Le deuxième paragraphe de l’article 2 reprend des dispositions initialement introduites par le Sénat en matière de résiliation du bail et modifiées par la commission mixte paritaire.
Le droit actuel prévoit la possibilité d’introduire une clause permettant la résiliation du bail de plein droit pour un motif résultant de troubles de voisinage constatés par une décision de justice passée en force de chose jugée. Néanmoins, cette disposition ayant été introduite en 2007, les contrats de location conclus antérieurement ne la mentionnent pas, ce qui rend plus difficile l’expulsion du locataire qui ne respecte pas son obligation d’utiliser paisiblement son logement.

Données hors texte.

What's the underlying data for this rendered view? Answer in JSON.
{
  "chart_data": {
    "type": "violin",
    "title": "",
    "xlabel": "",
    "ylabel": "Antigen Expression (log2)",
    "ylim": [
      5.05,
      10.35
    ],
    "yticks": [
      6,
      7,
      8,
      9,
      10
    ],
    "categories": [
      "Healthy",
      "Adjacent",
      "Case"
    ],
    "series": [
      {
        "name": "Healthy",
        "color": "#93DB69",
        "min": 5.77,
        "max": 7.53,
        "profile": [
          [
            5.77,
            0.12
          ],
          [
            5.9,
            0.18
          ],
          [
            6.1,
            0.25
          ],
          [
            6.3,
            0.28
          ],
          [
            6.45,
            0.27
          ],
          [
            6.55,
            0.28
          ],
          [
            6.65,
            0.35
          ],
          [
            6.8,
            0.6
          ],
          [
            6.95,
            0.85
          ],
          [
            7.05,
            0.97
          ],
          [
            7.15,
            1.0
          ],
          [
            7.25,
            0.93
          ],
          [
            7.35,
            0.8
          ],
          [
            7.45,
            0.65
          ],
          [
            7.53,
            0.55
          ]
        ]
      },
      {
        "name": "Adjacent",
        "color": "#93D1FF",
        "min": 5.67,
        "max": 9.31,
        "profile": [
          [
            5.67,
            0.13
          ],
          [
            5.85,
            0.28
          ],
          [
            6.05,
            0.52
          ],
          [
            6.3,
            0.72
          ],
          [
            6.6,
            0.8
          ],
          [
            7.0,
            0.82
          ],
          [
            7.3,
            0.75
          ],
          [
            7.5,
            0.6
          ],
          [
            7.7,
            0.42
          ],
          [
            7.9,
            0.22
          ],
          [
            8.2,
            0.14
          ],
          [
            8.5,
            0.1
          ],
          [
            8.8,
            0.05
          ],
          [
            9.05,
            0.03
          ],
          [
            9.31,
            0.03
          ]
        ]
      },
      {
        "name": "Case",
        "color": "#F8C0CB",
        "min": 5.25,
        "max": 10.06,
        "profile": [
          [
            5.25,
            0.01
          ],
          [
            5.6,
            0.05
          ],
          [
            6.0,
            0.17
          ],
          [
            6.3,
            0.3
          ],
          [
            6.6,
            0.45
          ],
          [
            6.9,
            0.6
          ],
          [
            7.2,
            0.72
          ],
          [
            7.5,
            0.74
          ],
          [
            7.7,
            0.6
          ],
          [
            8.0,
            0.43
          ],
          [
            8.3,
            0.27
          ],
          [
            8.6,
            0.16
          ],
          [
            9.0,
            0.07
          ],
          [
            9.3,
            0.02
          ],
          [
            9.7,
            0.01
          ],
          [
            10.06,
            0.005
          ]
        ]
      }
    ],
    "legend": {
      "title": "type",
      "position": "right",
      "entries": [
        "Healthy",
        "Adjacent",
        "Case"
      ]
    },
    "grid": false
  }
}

Il est donc proposé que la clause permettant de résilier de plein droit le bail en cas de condamnation définitive du locataire pour troubles de voisinage soit réputée écrite dès la conclusion du contrat de bail. Les locataires seront ainsi traités de la même façon, quelle que soit la date de conclusion de leur bail.
Le dispositif a été encadré. Ainsi, le trouble de voisinage invoqué devra non seulement avoir été constaté par une décision de justice, mais aussi avoir eu lieu postérieurement à l’entrée en vigueur de la présente loi pour permettre le déclenchement de la clause de résiliation du bail pour les contrats en cours.
On observe de plus en plus souvent des locataires qui ne respectent pas leurs obligations, ce qui a immanquablement des répercussions sur l’ensemble de l’immeuble. Par cette proposition de loi, il s’agit d’envoyer un signal positif en direction des locataires qui respectent leurs droits et leurs devoirs et occupent paisiblement leur logement, en leur montrant que le non-respect de ses obligations par un locataire est sanctionné.
L’article 2 précise en outre que sont assimilées aux troubles de voisinage les infractions relatives au trafic de stupéfiants commises dans le logement, l’immeuble ou le groupe d’immeubles. Le contrat de bail pourra être résilié de plein droit à la demande du bailleur social, lorsque le locataire ou l’un de ses enfants mineurs sous sa responsabilité légale aura été définitivement condamné pour l’une de ces infractions commises postérieurement à la conclusion du contrat de bail.
Le Sénat avait introduit une disposition en ce sens dans le projet de loi relatif à l’égalité et à la citoyenneté. Celle-ci avait été censurée par le Conseil constitutionnel, lequel avait estimé qu’il s’agissait d’un cavalier législatif.
La résiliation du bail en cas de trafic de stupéfiants va dans le bon sens. En effet, le trafic de stupéfiants est l’une des causes majeures des troubles de voisinage dans les quartiers et constitue, pour les locataires, une atteinte intolérable à la jouissance paisible de leur logement.
Face aux trafics de stupéfiants, le bailleur social est dépourvu d’outils adaptés lui permettant d’y répondre efficacement et rapidement, ce qui engendre une incompréhension des autres locataires, lesquels déplorent son inaction.
En invoquant la condamnation pénale pour trafic de stupéfiants passée en force de chose jugée pour résilier automatiquement le contrat de location, les bailleurs sociaux pourront engager plus facilement des actions à l’encontre des locataires qui nuisent à la tranquillité du voisinage par leurs agissements.
La commission des affaires économiques a ainsi adopté sans modification les deux articles de la proposition de loi.
Les nouveaux outils que nous proposons de mettre en place supposent nécessairement que toute la chaîne police-justice soit pleinement mobilisée. Lors de nos débats en commission, plusieurs d’entre nous ont souligné – ils ne manqueront certainement pas de le faire de nouveau en séance – que l’adoption de ces mesures ne constituait qu’une partie de la réponse à apporter à nos quartiers. Des politiques fortes en matière d’éducation et de prévention de la délinquance doivent également être menées. Et je ne parle pas du renforcement des moyens de la police, plus particulièrement de la police de sécurité du quotidien, et de la justice. J’espère sincèrement que le Gouvernement prendra des engagements en ce sens.
En conclusion, je vous invite, mes chers collègues, à adopter cette proposition de loi.